Though the internet has bridged the gap between continents and cities, it has only served to raise more walls
around individuals. The worldwide exposure granted by the internet comes with equal levels of control and
anonymity, maintaining one’s self-containment rather than rupturing it.

Moreover, globalization has destroyed the grounds on which communities are formed. While the lower classes
of Greece and Rome, dominated by oligarchies and aristocracies, adhered to uniform economic and cultural
norms, the conquering of Nationalism by Multiculturalism has made cities more heterogeneous. The term
‘Public’ no longer refers to any one group, but a conglomeration of smaller cliques and parties. The diversity
prized by multiculturalists has been taken for granted as social policy has only served to mitigate difference,
rather than treasure it. The racially motivated policies denigrated by Davis attempted to end the struggles
between culturally divergent groups, and the urban sprawl allowed communities to regroup in different sectors
of the city. The American melting pot has mixed in which variable flavors complement each other. Instead,
under the guise of liberalism, social groups tolerate one another on a day-to-day basis, but just as easily slip
back into their neatly divided subsections, aided by technologies which allow the extension of one’s private life
into a 24 hour affair. These divisions are made obvious if one looks at any ‘public’ space. The Piazza della
Signoria in Florence, for example, contains several individual communities meeting in private, rather than a
dynamic congregation of interacting groups.

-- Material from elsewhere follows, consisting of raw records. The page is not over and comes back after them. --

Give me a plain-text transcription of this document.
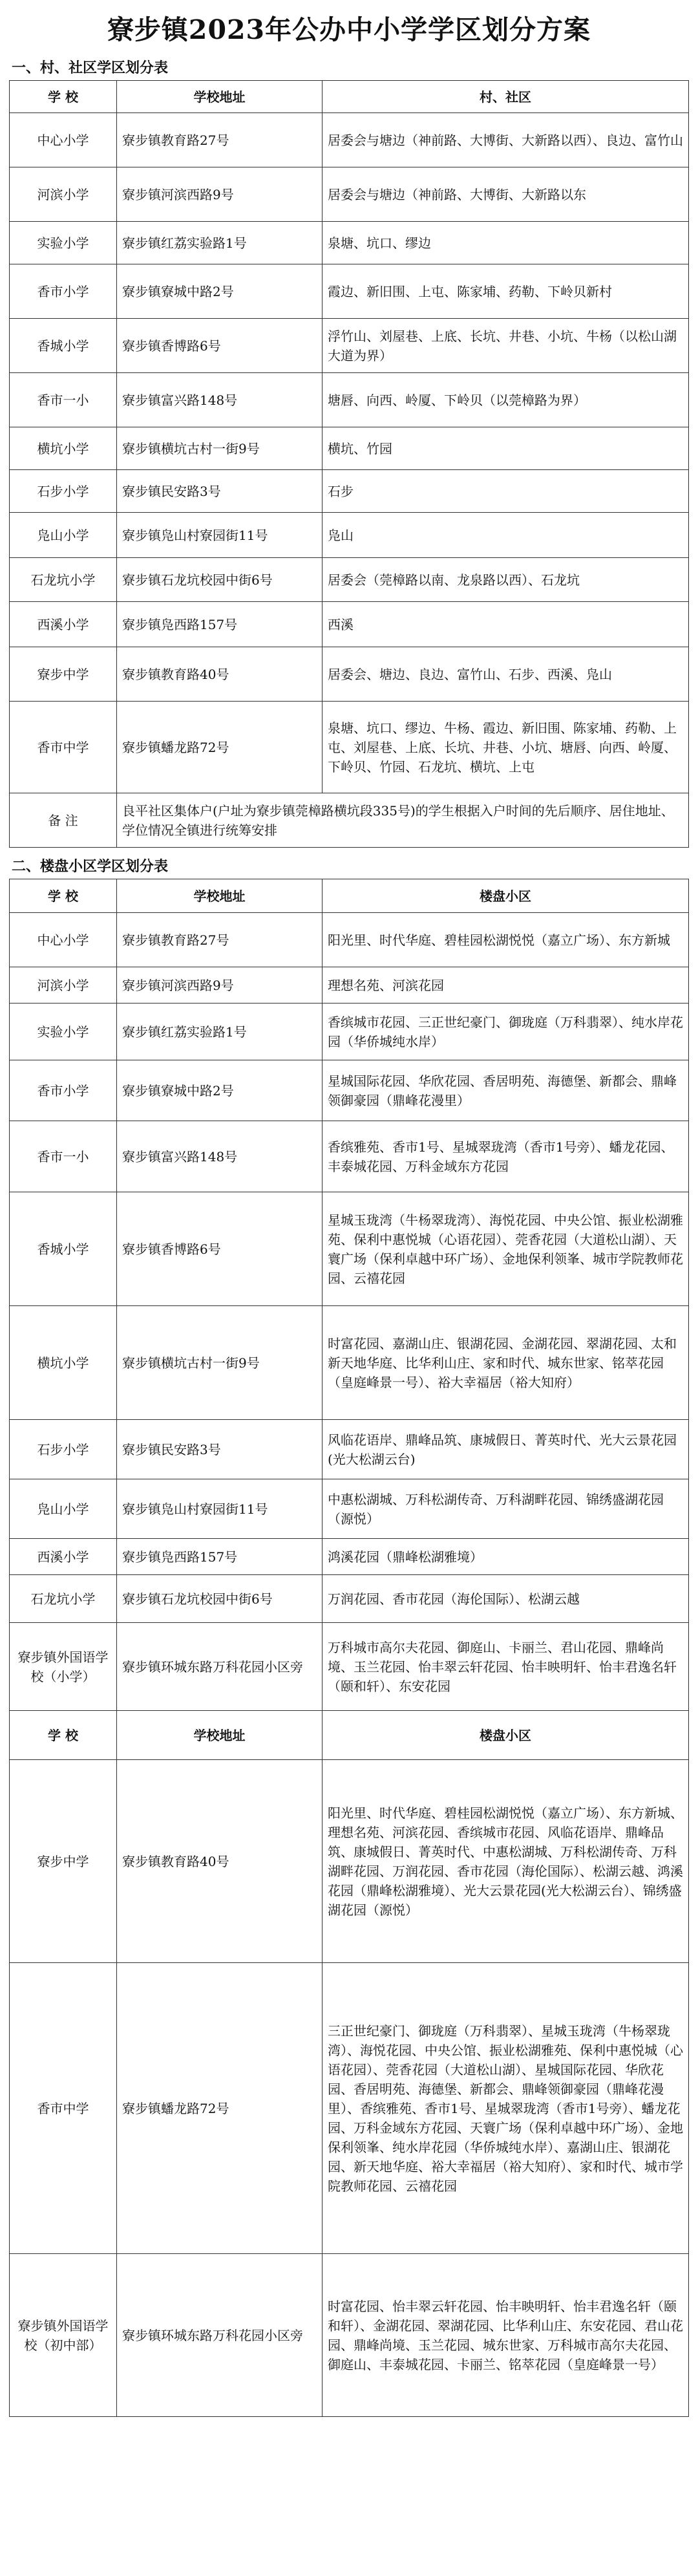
寮步镇2023年公办中小学学区划分方案
一、村、社区学区划分表
学 校	学校地址	村、社区
中心小学	寮步镇教育路27号	居委会与塘边（神前路、大博街、大新路以西）、良边、富竹山
河滨小学	寮步镇河滨西路9号	居委会与塘边（神前路、大博街、大新路以东
实验小学	寮步镇红荔实验路1号	泉塘、坑口、缪边
香市小学	寮步镇寮城中路2号	霞边、新旧围、上屯、陈家埔、药勒、下岭贝新村
香城小学	寮步镇香博路6号	浮竹山、刘屋巷、上底、长坑、井巷、小坑、牛杨（以松山湖大道为界）
香市一小	寮步镇富兴路148号	塘唇、向西、岭厦、下岭贝（以莞樟路为界）
横坑小学	寮步镇横坑古村一街9号	横坑、竹园
石步小学	寮步镇民安路3号	石步
凫山小学	寮步镇凫山村寮园街11号	凫山
石龙坑小学	寮步镇石龙坑校园中街6号	居委会（莞樟路以南、龙泉路以西）、石龙坑
西溪小学	寮步镇凫西路157号	西溪
寮步中学	寮步镇教育路40号	居委会、塘边、良边、富竹山、石步、西溪、凫山
香市中学	寮步镇蟠龙路72号	泉塘、坑口、缪边、牛杨、霞边、新旧围、陈家埔、药勒、上屯、刘屋巷、上底、长坑、井巷、小坑、塘唇、向西、岭厦、下岭贝、竹园、石龙坑、横坑、上屯
备 注	良平社区集体户(户址为寮步镇莞樟路横坑段335号)的学生根据入户时间的先后顺序、居住地址、学位情况全镇进行统筹安排	
二、楼盘小区学区划分表
学 校	学校地址	楼盘小区
中心小学	寮步镇教育路27号	阳光里、时代华庭、碧桂园松湖悦悦（嘉立广场）、东方新城
河滨小学	寮步镇河滨西路9号	理想名苑、河滨花园
实验小学	寮步镇红荔实验路1号	香缤城市花园、三正世纪豪门、御珑庭（万科翡翠）、纯水岸花园（华侨城纯水岸）
香市小学	寮步镇寮城中路2号	星城国际花园、华欣花园、香居明苑、海德堡、新都会、鼎峰领御豪园（鼎峰花漫里）
香市一小	寮步镇富兴路148号	香缤雅苑、香市1号、星城翠珑湾（香市1号旁）、蟠龙花园、丰泰城花园、万科金域东方花园
香城小学	寮步镇香博路6号	星城玉珑湾（牛杨翠珑湾）、海悦花园、中央公馆、振业松湖雅苑、保利中惠悦城（心语花园）、莞香花园（大道松山湖）、天寰广场（保利卓越中环广场）、金地保利领峯、城市学院教师花园、云禧花园
横坑小学	寮步镇横坑古村一街9号	时富花园、嘉湖山庄、银湖花园、金湖花园、翠湖花园、太和新天地华庭、比华利山庄、家和时代、城东世家、铭萃花园（皇庭峰景一号）、裕大幸福居（裕大知府）
石步小学	寮步镇民安路3号	风临花语岸、鼎峰品筑、康城假日、菁英时代、光大云景花园(光大松湖云台)
凫山小学	寮步镇凫山村寮园街11号	中惠松湖城、万科松湖传奇、万科湖畔花园、锦绣盛湖花园（源悦）
西溪小学	寮步镇凫西路157号	鸿溪花园（鼎峰松湖雅境）
石龙坑小学	寮步镇石龙坑校园中街6号	万润花园、香市花园（海伦国际）、松湖云越
寮步镇外国语学校（小学）	寮步镇环城东路万科花园小区旁	万科城市高尔夫花园、御庭山、卡丽兰、君山花园、鼎峰尚境、玉兰花园、怡丰翠云轩花园、怡丰映明轩、怡丰君逸名轩（颐和轩）、东安花园
学 校	学校地址	楼盘小区
寮步中学	寮步镇教育路40号	阳光里、时代华庭、碧桂园松湖悦悦（嘉立广场）、东方新城、理想名苑、河滨花园、香缤城市花园、风临花语岸、鼎峰品筑、康城假日、菁英时代、中惠松湖城、万科松湖传奇、万科湖畔花园、万润花园、香市花园（海伦国际）、松湖云越、鸿溪花园（鼎峰松湖雅境）、光大云景花园(光大松湖云台）、锦绣盛湖花园（源悦）
香市中学	寮步镇蟠龙路72号	三正世纪豪门、御珑庭（万科翡翠）、星城玉珑湾（牛杨翠珑湾）、海悦花园、中央公馆、振业松湖雅苑、保利中惠悦城（心语花园）、莞香花园（大道松山湖）、星城国际花园、华欣花园、香居明苑、海德堡、新都会、鼎峰领御豪园（鼎峰花漫里）、香缤雅苑、香市1号、星城翠珑湾（香市1号旁）、蟠龙花园、万科金域东方花园、天寰广场（保利卓越中环广场）、金地保利领峯、纯水岸花园（华侨城纯水岸）、嘉湖山庄、银湖花园、新天地华庭、裕大幸福居（裕大知府）、家和时代、城市学院教师花园、云禧花园
寮步镇外国语学校（初中部）	寮步镇环城东路万科花园小区旁	时富花园、怡丰翠云轩花园、怡丰映明轩、怡丰君逸名轩（颐和轩）、金湖花园、翠湖花园、比华利山庄、东安花园、君山花园、鼎峰尚境、玉兰花园、城东世家、万科城市高尔夫花园、御庭山、丰泰城花园、卡丽兰、铭萃花园（皇庭峰景一号）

The extent to which this new form of social isolation is just a manifestation of the egotism at the root of
capitalism, a position which Zizek holds, is still uncertain. However, it is clear that the racism and economic
control explored by Davis and Peterson are two bites of the same cookie. Social integration has become
impossible in a world dominated by technological advancement. The only question is whether this newfangled
resistance to public community is desirable.